Unfortunately, the dose of steroids required to treat GCA frequently results in side effects in this age group that is typically being treated. Bone density measurement, calcium and vitamin D supplements, and additional therapies if needed can help prevent osteoporosis (see related section) and are recommended in steroid-treated patients. Other side effects listed above, however (see Therapy for PMR section), are more difficult to prevent.
To help reduce corticosteroid doses, other therapies have been sought. There have been conflicting reports about the effectiveness of MTX in treating GCA. Azathioprine (Imuran), another drug that suppresses the immune system, has been shown to be helpful as a “steroid-sparing” drug. Newer medications know as TNF antagonists (namely, infliximab and etanercept) have been attempted in small studies and may be helpful but are expensive and must be given either intravenously or by weekly injection.
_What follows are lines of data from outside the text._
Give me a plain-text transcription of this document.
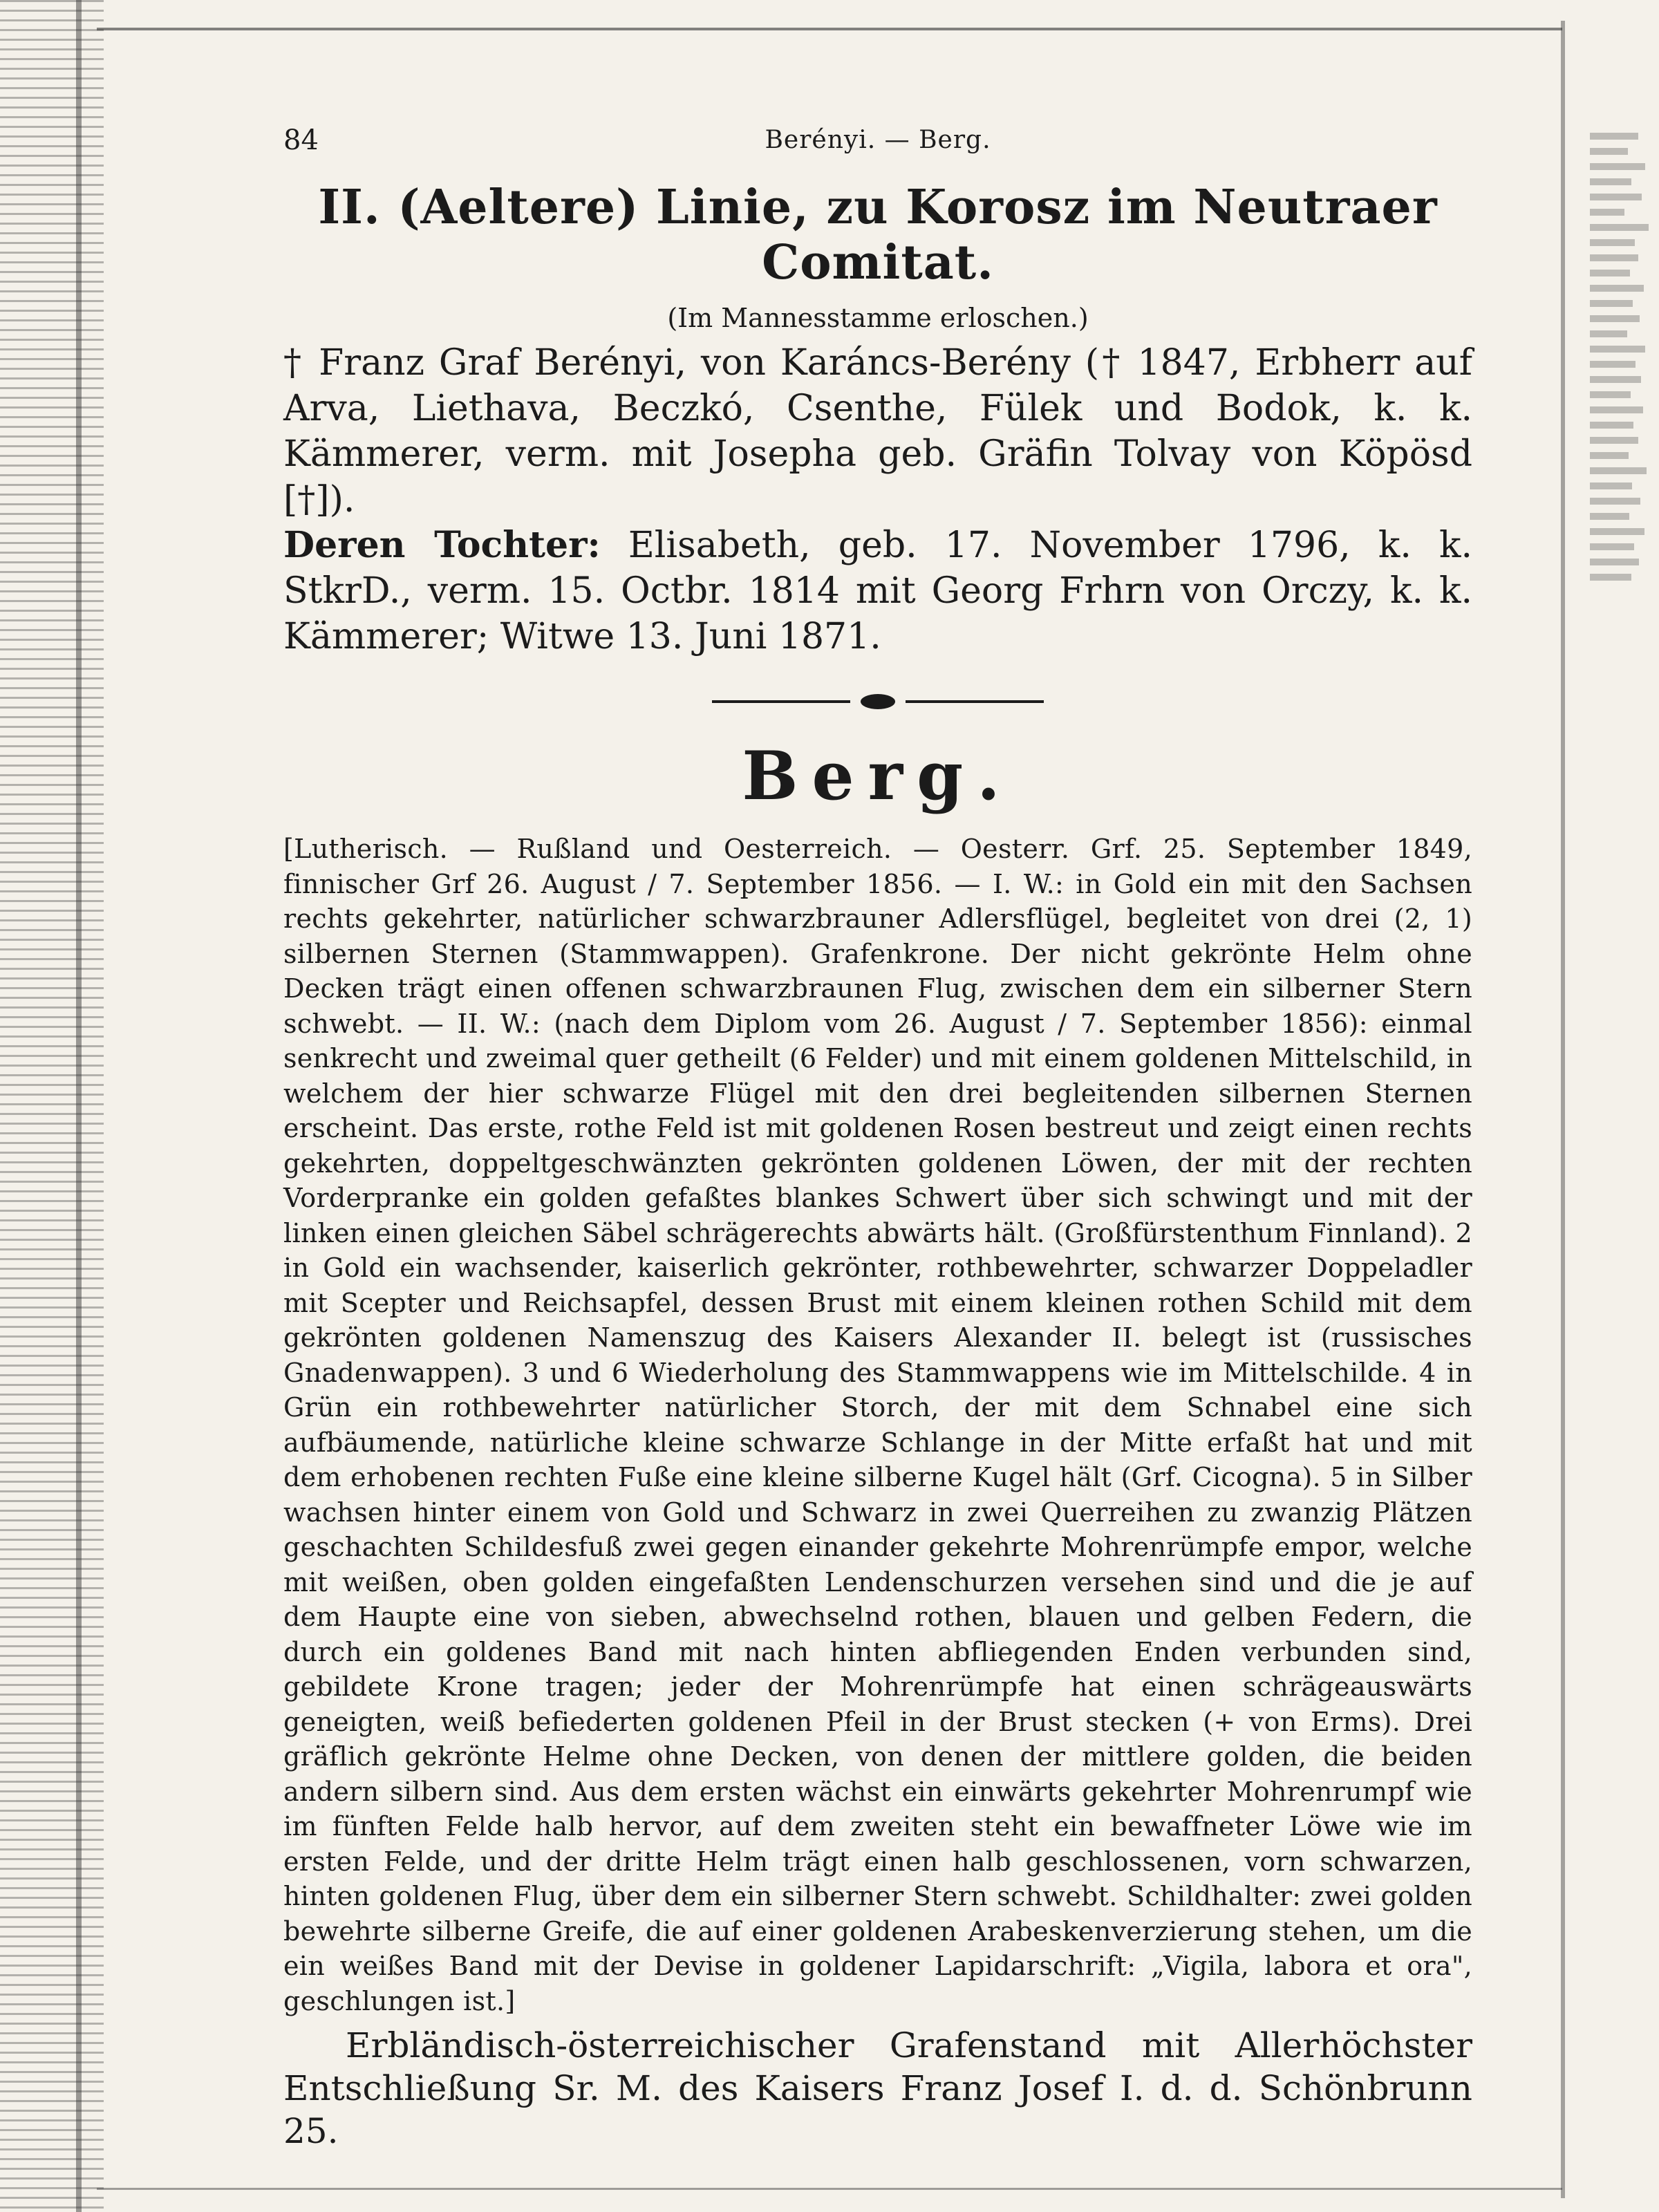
84	Berényi. — Berg.
II. (Aeltere) Linie, zu Korosz im Neutraer Comitat.
(Im Mannesstamme erloschen.)

† Franz Graf Berényi, von Karáncs-Berény († 1847, Erbherr auf Arva, Liethava, Beczkó, Csenthe, Fülek und Bodok, k. k. Kämmerer, verm. mit Josepha geb. Gräfin Tolvay von Köpösd [†]).

Deren Tochter: Elisabeth, geb. 17. November 1796, k. k. StkrD., verm. 15. Octbr. 1814 mit Georg Frhrn von Orczy, k. k. Kämmerer; Witwe 13. Juni 1871.

Berg.

[Lutherisch. — Rußland und Oesterreich. — Oesterr. Grf. 25. September 1849, finnischer Grf 26. August / 7. September 1856. — I. W.: in Gold ein mit den Sachsen rechts gekehrter, natürlicher schwarzbrauner Adlersflügel, begleitet von drei (2, 1) silbernen Sternen (Stammwappen). Grafenkrone. Der nicht gekrönte Helm ohne Decken trägt einen offenen schwarzbraunen Flug, zwischen dem ein silberner Stern schwebt. — II. W.: (nach dem Diplom vom 26. August / 7. September 1856): einmal senkrecht und zweimal quer getheilt (6 Felder) und mit einem goldenen Mittelschild, in welchem der hier schwarze Flügel mit den drei begleitenden silbernen Sternen erscheint. Das erste, rothe Feld ist mit goldenen Rosen bestreut und zeigt einen rechts gekehrten, doppeltgeschwänzten gekrönten goldenen Löwen, der mit der rechten Vorderpranke ein golden gefaßtes blankes Schwert über sich schwingt und mit der linken einen gleichen Säbel schrägerechts abwärts hält. (Großfürstenthum Finnland). 2 in Gold ein wachsender, kaiserlich gekrönter, rothbewehrter, schwarzer Doppeladler mit Scepter und Reichsapfel, dessen Brust mit einem kleinen rothen Schild mit dem gekrönten goldenen Namenszug des Kaisers Alexander II. belegt ist (russisches Gnadenwappen). 3 und 6 Wiederholung des Stammwappens wie im Mittelschilde. 4 in Grün ein rothbewehrter natürlicher Storch, der mit dem Schnabel eine sich aufbäumende, natürliche kleine schwarze Schlange in der Mitte erfaßt hat und mit dem erhobenen rechten Fuße eine kleine silberne Kugel hält (Grf. Cicogna). 5 in Silber wachsen hinter einem von Gold und Schwarz in zwei Querreihen zu zwanzig Plätzen geschachten Schildesfuß zwei gegen einander gekehrte Mohrenrümpfe empor, welche mit weißen, oben golden eingefaßten Lendenschurzen versehen sind und die je auf dem Haupte eine von sieben, abwechselnd rothen, blauen und gelben Federn, die durch ein goldenes Band mit nach hinten abfliegenden Enden verbunden sind, gebildete Krone tragen; jeder der Mohrenrümpfe hat einen schrägeauswärts geneigten, weiß befiederten goldenen Pfeil in der Brust stecken (+ von Erms). Drei gräflich gekrönte Helme ohne Decken, von denen der mittlere golden, die beiden andern silbern sind. Aus dem ersten wächst ein einwärts gekehrter Mohrenrumpf wie im fünften Felde halb hervor, auf dem zweiten steht ein bewaffneter Löwe wie im ersten Felde, und der dritte Helm trägt einen halb geschlossenen, vorn schwarzen, hinten goldenen Flug, über dem ein silberner Stern schwebt. Schildhalter: zwei golden bewehrte silberne Greife, die auf einer goldenen Arabeskenverzierung stehen, um die ein weißes Band mit der Devise in goldener Lapidarschrift: „Vigila, labora et ora", geschlungen ist.]

Erbländisch-österreichischer Grafenstand mit Allerhöchster Entschließung Sr. M. des Kaisers Franz Josef I. d. d. Schönbrunn 25.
Strangely enough, the most promising “new” therapy for GCA may be aspirin! A recent study suggested that patients taking aspirin along with corticosteroids experience fewer complications, such as vision loss, as compared with those only on corticosteroids. Further research is needed, but it is reasonable at present to recommend low dose daily aspirin for treatment of GCA due to the low expense and relatively low rate of side effects of this therapy.
All in all, PMR and GCA are treatable illnesses with a good long-term outlook as long as the diagnosis is made and adequate therapy is initiated promptly.